It’s a weekday morning. A routine plays itself out. Moisturising cream is applied prior to a flimsy pair of panties being slipped on – my favourite is the transparent black G-string. A lacy bra is next. Black stockings are stretched up long legs and, with a slight squat and a wiggle of the bum, a pinstriped pencil skirt is pulled over hips. Then, in quick succession, it’s make-up, a formal blouse, jewellery and finally high- heeled shoes.
The overall effect is confident- sexy. It’s “wow.” Standing in front of me is the epitome of mature elegance. I say, “You look hot, Babe.” She thanks me. Sometimes I tease her. “You’re what’s known – by the young and the restless – as a MILF, Babe, and I must say that you’re looking extremely MILFy today. If you were a school teacher, you would feature prominently in hundreds of teenage fantasies this very night.” She asks me what a MILF is and I tell her. She rolls her eyes, pulls up the side of her mouth, and shakes her head. I tell her that I have a fantasy of my own. She looks suspicious but asks me what it is. “That we spend the night together, in the same bed, alone, without the midnight limpets,” I reply.
She laughs and says, “Yes, that would make a pleasant change.”I’ve never had the opportunity to indulge in sexual role-playing, or to play out a fantasy, but my current life’s situation is giving my fantasies a recurring theme. I don’t want to be nice. I would like to be a complete bastard. Just for once I want to be the all-conquering alpha male. I want to be the one who creates empires or, on a whim – if I’m in a bad mood – break them. Because it’s my fantasy I can be whomever I want. On one of my empire- building days I chance upon a tall, confident- sexy woman wearing black stockings and high heels. I’m not particularly good looking, nor do I have a young firm body. That’s the whole point to my fantasy. I am a bad- mannered, uncaring brute, but I possess, in abundance, that thing I lack most in real life, that ultimate of aphrodisiacs – power.
The woman I have chanced upon does not stand a chance. My seduction technique is to unleash my authority. Before long I have a transparent black G-string in my teeth. Did I mention those were my favourite? My wife tells me that it’s best if it just remains a fantasy because in real life, real women, will always prefer “nice” to “powerful.” I say, “But I want power, Babe. Lots and lots of it.” She gives me a hug and kiss. She says, “But you do, Babe. Your children think their father is the greatest man in the world – and I agree. How much more power do you want?” In a few moments she will leave for work. She will enter the lair of the alpha male at the epicentre of movers-and-shakers. She is an investment banker and I am a stay-at-home dad. In banker- speak she works in Front Office while I work in the Cost Centre. She earns the money and I spend it. Before she leaves, we discuss the day ahead. Due to several crises, she has meetings all day and will not be able to phone me. I must remember to fix the vacuum cleaner and that our daughter has pottery. She kisses me goodbye and leaves. I have no time to appreciate her sexy walk because I have crises of my own. I have the school trips to make but, before that, I have ballet shoes and a karate suit to find.

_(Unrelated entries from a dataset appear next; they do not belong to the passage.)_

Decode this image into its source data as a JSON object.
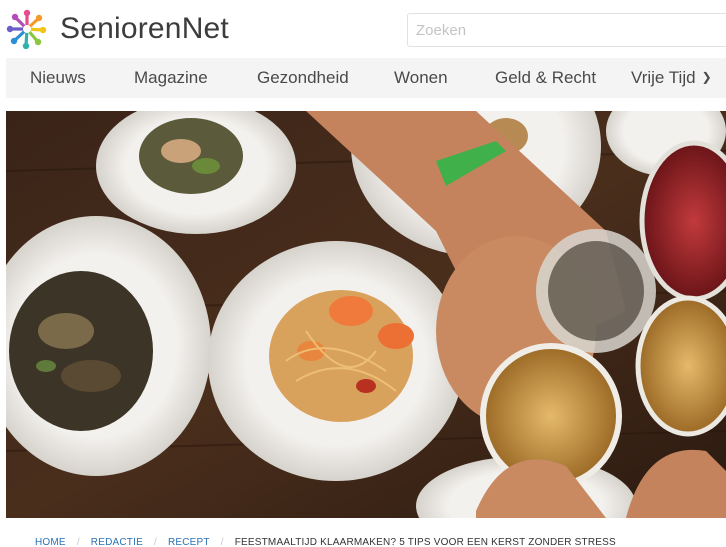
{
  "site": {
    "name": "SeniorenNet"
  },
  "search": {
    "placeholder": "Zoeken"
  },
  "nav": {
    "items": [
      {
        "label": "Nieuws"
      },
      {
        "label": "Magazine"
      },
      {
        "label": "Gezondheid"
      },
      {
        "label": "Wonen"
      },
      {
        "label": "Geld & Recht"
      },
      {
        "label": "Vrije Tijd"
      }
    ]
  },
  "breadcrumb": {
    "items": [
      "HOME",
      "REDACTIE",
      "RECEPT"
    ],
    "separator": "/",
    "current": "FEESTMAALTIJD KLAARMAKEN? 5 TIPS VOOR EEN KERST ZONDER STRESS"
  },
  "colors": {
    "link": "#2a72b5",
    "nav_bg": "#f4f4f4",
    "text": "#4a4a4a"
  },
  "icons": {
    "logo": "seniorennet-logo-icon",
    "nav_more": "chevron-down-icon"
  }
}
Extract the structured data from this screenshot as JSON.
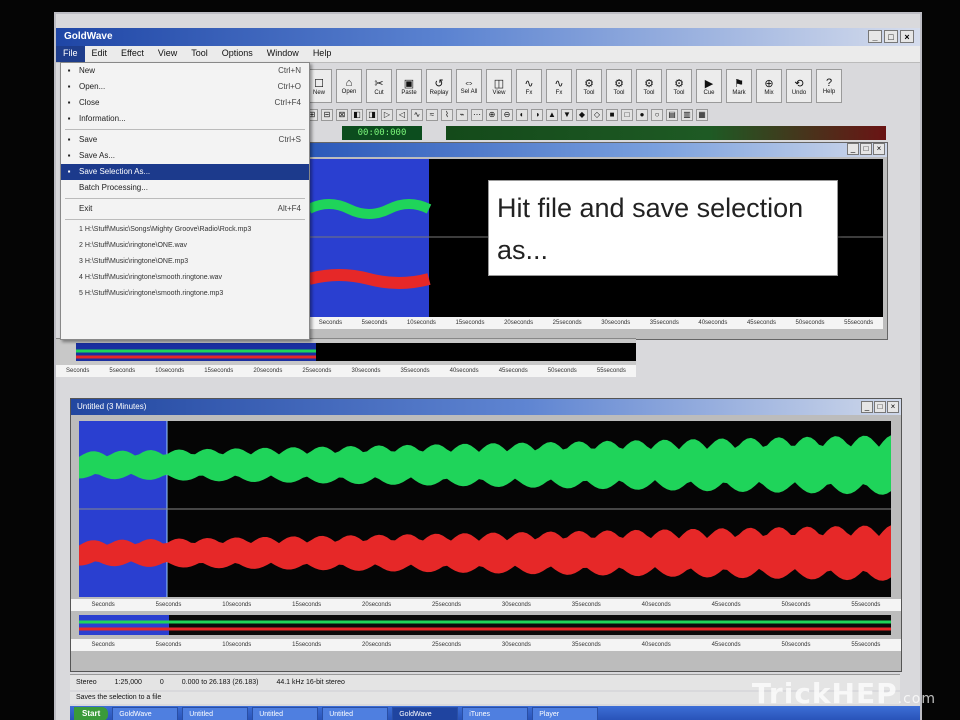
{
  "window": {
    "title": "GoldWave"
  },
  "menubar": [
    "File",
    "Edit",
    "Effect",
    "View",
    "Tool",
    "Options",
    "Window",
    "Help"
  ],
  "file_menu": [
    {
      "label": "New",
      "shortcut": "Ctrl+N",
      "icon": "new-doc-icon"
    },
    {
      "label": "Open...",
      "shortcut": "Ctrl+O",
      "icon": "open-folder-icon"
    },
    {
      "label": "Close",
      "shortcut": "Ctrl+F4",
      "icon": "close-icon"
    },
    {
      "label": "Information...",
      "shortcut": "",
      "icon": "info-icon"
    },
    {
      "sep": true
    },
    {
      "label": "Save",
      "shortcut": "Ctrl+S",
      "icon": "save-icon"
    },
    {
      "label": "Save As...",
      "shortcut": "",
      "icon": "save-as-icon"
    },
    {
      "label": "Save Selection As...",
      "shortcut": "",
      "icon": "save-selection-icon",
      "highlight": true
    },
    {
      "label": "Batch Processing...",
      "shortcut": "",
      "icon": ""
    },
    {
      "sep": true
    },
    {
      "label": "Exit",
      "shortcut": "Alt+F4",
      "icon": ""
    },
    {
      "sep": true
    },
    {
      "label": "1 H:\\Stuff\\Music\\Songs\\Mighty Groove\\Radio\\Rock.mp3",
      "shortcut": "",
      "icon": "",
      "recent": true
    },
    {
      "label": "2 H:\\Stuff\\Music\\ringtone\\ONE.wav",
      "shortcut": "",
      "icon": "",
      "recent": true
    },
    {
      "label": "3 H:\\Stuff\\Music\\ringtone\\ONE.mp3",
      "shortcut": "",
      "icon": "",
      "recent": true
    },
    {
      "label": "4 H:\\Stuff\\Music\\ringtone\\smooth.ringtone.wav",
      "shortcut": "",
      "icon": "",
      "recent": true
    },
    {
      "label": "5 H:\\Stuff\\Music\\ringtone\\smooth.ringtone.mp3",
      "shortcut": "",
      "icon": "",
      "recent": true
    }
  ],
  "toolbar_large": [
    {
      "name": "new",
      "glyph": "☐",
      "label": "New"
    },
    {
      "name": "open",
      "glyph": "⌂",
      "label": "Open"
    },
    {
      "name": "cut",
      "glyph": "✂",
      "label": "Cut"
    },
    {
      "name": "paste",
      "glyph": "▣",
      "label": "Paste"
    },
    {
      "name": "replay",
      "glyph": "↺",
      "label": "Replay"
    },
    {
      "name": "select-all",
      "glyph": "⇔",
      "label": "Sel All"
    },
    {
      "name": "view",
      "glyph": "◫",
      "label": "View"
    },
    {
      "name": "fx1",
      "glyph": "∿",
      "label": "Fx"
    },
    {
      "name": "fx2",
      "glyph": "∿",
      "label": "Fx"
    },
    {
      "name": "fx3",
      "glyph": "⚙",
      "label": "Tool"
    },
    {
      "name": "fx4",
      "glyph": "⚙",
      "label": "Tool"
    },
    {
      "name": "fx5",
      "glyph": "⚙",
      "label": "Tool"
    },
    {
      "name": "fx6",
      "glyph": "⚙",
      "label": "Tool"
    },
    {
      "name": "cue",
      "glyph": "▶",
      "label": "Cue"
    },
    {
      "name": "mark",
      "glyph": "⚑",
      "label": "Mark"
    },
    {
      "name": "mix",
      "glyph": "⊕",
      "label": "Mix"
    },
    {
      "name": "undo",
      "glyph": "⟲",
      "label": "Undo"
    },
    {
      "name": "help",
      "glyph": "?",
      "label": "Help"
    }
  ],
  "toolbar_small": [
    "⊞",
    "⊟",
    "⊠",
    "◧",
    "◨",
    "▷",
    "◁",
    "∿",
    "≈",
    "⌇",
    "⌁",
    "⋯",
    "⊕",
    "⊖",
    "◐",
    "◑",
    "▲",
    "▼",
    "◆",
    "◇",
    "■",
    "□",
    "●",
    "○",
    "▤",
    "▥",
    "▦"
  ],
  "time_display": "00:00:000",
  "ruler_labels": [
    "Seconds",
    "5seconds",
    "10seconds",
    "15seconds",
    "20seconds",
    "25seconds",
    "30seconds",
    "35seconds",
    "40seconds",
    "45seconds",
    "50seconds",
    "55seconds"
  ],
  "callout": {
    "text": "Hit file and save selection as..."
  },
  "main_window": {
    "title": "Untitled (3 Minutes)"
  },
  "statusbar": {
    "channels": "Stereo",
    "zoom": "1:25,000",
    "counter": "0",
    "selection": "0.000 to 26.183 (26.183)",
    "format": "44.1 kHz 16-bit stereo",
    "hint": "Saves the selection to a file"
  },
  "taskbar": {
    "start": "Start",
    "tasks": [
      "GoldWave",
      "Untitled",
      "Untitled",
      "Untitled",
      "GoldWave",
      "iTunes",
      "Player"
    ]
  },
  "watermark": {
    "brand": "TrickHEP",
    "suffix": ".com"
  },
  "colors": {
    "left_channel": "#1fd45a",
    "right_channel": "#e62828",
    "selection": "#2a3fd0",
    "titlebar": "#1f46a6"
  }
}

I have to get children in the car without letting the dog in, or, I have to get the dog out of the car without letting the children out. While the children are at school I have plenty of time to think. My wife is at work but I’m not. Why is this so hard to accept? Why do I feel so strong on some days, and yet, so emotionally weak on others? I dwell on life. If I love something I should set it free. If it comes back to me it will be mine forever, if it doesn’t it never was. This message was conveyed to me by a bumper sticker many years ago. From my, then, bulletproof and immature teen perspective, the message was trite tripe. It still is; but as I’ve got older, I’ve refined it to something believable. There is only so much I can change. There is very little about my present I can alter and exactly nothing about my past. I need to have faith, I need to trust, and I need to appreciate my worth. I know precisely whom I need to set free. It’s me.